Saudi Arabia's rights violations often ignored

Tuesday, April 7th, 2009

To the editor:
The world is full of terrible regimes and gross human rights violators. One of them, China, is set to host the Olympics this summer and Sudan, while certainly not front and centre, receives some attention.

However, this discussion almost always omits a nation with which we share (according to the Department of Foreign Affairs) “common interests on many peace and security issues, including energy security [and] humanitarian affairs.”

I am talking about Saudi Arabia, where a sadistic group of grown-up bullies get to dress like police, call themselves the mutaween and roam the streets enforcing ludicrous “vice” laws.

Perhaps you heard about the 2002 case when they prevented the rescue of schoolgirls trapped in a burning building because they were inappropriately dressed or maybe this fall you saw the headline “Saudi King pardons gang rape victim.”

I hope that caused you to do a double take. Her crime was being in the company of an unrelated male, and when she appealed she was sentenced to 200 lashes and six months in jail.
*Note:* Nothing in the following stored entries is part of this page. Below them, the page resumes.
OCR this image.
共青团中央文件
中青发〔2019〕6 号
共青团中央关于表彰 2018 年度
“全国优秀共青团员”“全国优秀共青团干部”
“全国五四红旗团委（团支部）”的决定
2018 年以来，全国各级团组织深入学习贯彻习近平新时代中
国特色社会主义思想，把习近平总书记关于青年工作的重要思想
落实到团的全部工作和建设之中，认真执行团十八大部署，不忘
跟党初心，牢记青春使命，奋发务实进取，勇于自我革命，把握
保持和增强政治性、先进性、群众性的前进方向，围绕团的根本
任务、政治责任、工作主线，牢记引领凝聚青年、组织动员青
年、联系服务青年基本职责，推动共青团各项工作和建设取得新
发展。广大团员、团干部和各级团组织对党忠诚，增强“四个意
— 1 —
In announcing her pardon, the King declared the verdict “fair,” but said he felt the victim suffered enough. The justice ministry maintains the punishment was deserved, as she provoked the attack by being improperly dressed.

In the 21st Century, this is intolerable to anyone possessing human decency, a quality sadly lacking in the entire Saudi government. Our nation, which prides itself as a defender of human rights, should have as little as possible to do with the misogynistic stain upon human dignity that is Saudi Arabia.

Maybe I am wrong and we should maintain relations to push reform, but there is no mention of it from the Department of Foreign Affairs and the status quo is unacceptable.